The question was how the cost of the Quality Department should be allocated or distributed to these five programs. The initial recommendation of management was to use the number of returns in each category. That was a distribution that was known with great accuracy and great precision was perceived as highly desirable.


However, the goal of the project was to evaluate the cost of the various audit programs and that goal implied that there needed to be a cause and effect relationship built into the driver selection. Using number of returns as the driver suggests that more returns causes more quality control. Another way to state this assumption would be that all audits took the same amount of Quality Control cost regardless of type of audit. These assumptions did not seem to be reasonable as many returns were “simple” and therefore not require much audit effort.


This is a common problem in driver selection when considering use a “number of” metric. The metric will not capture an underlying cause and effect relationship unless the “number of” are very similar in complexity. If there is any systematic complexity difference the choice of a “number of” driver will distort the resulting cost distribution.



Level of Effort Analysis


We decided to conduct a level of effort analysis to build a driver basis of allocation customized to the Quality Control Department. Level of effort (LOE) required interviewing the Quality Control manager to determine where her people’s efforts (ie. costs) were being spent.


This interview was the first time the question had ever been asked and she was initially hesitant and stated that there was no accurate time keeping system to inform her.
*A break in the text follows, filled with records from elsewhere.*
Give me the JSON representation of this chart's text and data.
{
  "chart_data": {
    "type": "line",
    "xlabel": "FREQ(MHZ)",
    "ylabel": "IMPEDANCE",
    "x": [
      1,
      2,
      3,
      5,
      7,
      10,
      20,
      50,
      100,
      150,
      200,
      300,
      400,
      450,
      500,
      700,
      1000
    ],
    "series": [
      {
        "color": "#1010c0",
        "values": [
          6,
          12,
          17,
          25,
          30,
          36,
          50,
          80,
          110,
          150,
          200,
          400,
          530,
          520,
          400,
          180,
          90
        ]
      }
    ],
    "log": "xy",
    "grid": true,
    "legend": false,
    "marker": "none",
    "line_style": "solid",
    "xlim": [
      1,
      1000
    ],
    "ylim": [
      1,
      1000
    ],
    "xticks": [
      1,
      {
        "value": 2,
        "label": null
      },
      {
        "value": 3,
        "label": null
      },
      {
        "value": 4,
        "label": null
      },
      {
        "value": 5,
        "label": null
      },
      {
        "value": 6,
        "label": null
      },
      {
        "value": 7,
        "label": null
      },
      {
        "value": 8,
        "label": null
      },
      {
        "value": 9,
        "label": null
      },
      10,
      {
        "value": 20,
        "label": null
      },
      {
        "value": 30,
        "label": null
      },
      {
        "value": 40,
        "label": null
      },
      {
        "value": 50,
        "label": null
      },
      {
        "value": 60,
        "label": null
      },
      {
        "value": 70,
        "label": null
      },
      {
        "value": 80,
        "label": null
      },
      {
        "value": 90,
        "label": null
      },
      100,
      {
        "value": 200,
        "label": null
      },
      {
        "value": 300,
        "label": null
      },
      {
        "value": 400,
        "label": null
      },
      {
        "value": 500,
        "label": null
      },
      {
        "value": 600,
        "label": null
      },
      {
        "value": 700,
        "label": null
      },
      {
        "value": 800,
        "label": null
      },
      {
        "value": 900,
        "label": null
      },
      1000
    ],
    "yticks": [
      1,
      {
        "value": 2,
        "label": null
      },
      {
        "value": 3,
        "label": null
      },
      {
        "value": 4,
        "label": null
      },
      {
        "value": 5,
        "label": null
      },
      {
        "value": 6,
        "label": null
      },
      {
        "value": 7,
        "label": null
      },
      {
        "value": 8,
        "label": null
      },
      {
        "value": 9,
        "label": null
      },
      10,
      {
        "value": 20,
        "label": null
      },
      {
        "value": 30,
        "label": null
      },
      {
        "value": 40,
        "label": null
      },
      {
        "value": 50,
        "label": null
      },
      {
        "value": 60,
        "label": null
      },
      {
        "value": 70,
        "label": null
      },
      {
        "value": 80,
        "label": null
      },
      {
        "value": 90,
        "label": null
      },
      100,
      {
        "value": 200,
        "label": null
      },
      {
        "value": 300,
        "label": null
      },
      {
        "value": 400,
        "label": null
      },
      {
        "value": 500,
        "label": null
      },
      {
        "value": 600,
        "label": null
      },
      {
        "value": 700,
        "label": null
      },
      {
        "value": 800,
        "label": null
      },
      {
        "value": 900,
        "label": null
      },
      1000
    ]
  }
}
So we went through her staff of ten or twelve and talked about each’s job responsibility. It quickly became clear that most people specialized in one or two of the audit programs’ audits and she was comfortable estimating how each person’s time was spent.


Once we had the matrix of effort by person we made the assumption that salaries were roughly equivalent. Summing the matrix gave us a reasonable reflection of where the department’s efforts and therefore costs should be allocated.


The illustration shows the comparison between two drivers. One is the “number of returns” driver and the other is LOE. The comparison showed a dramatic difference that made sense to the District’s senior management team. It was clear that the complex individual and corporate returns absorbed the bulk of the Quality Department’s time. They simply required a lot more time per audit.


The other “surprise” to the team was that “other” districts were consuming a fair amount of resources. Since these returns were not counted in the Boston District the “number of returns” driver completely misplaced this cost. The LOE analysis provided valuable insight.


There is, however, one caveat and that is termed saliency. It might be the case that simple individual audits had a very large and very unusual problem in the recent past. This unusual event could bias the estimate because that recent problem is salient in the mind of the estimator.


After test for a recent, salient, event LOE was accepted as the better choice. The conclusion of all involved was that LOE, while imprecise, was a much better reflection of resources consumption than the highly precise “number of” returns driver.


It is better to be roughly right than precisely wrong!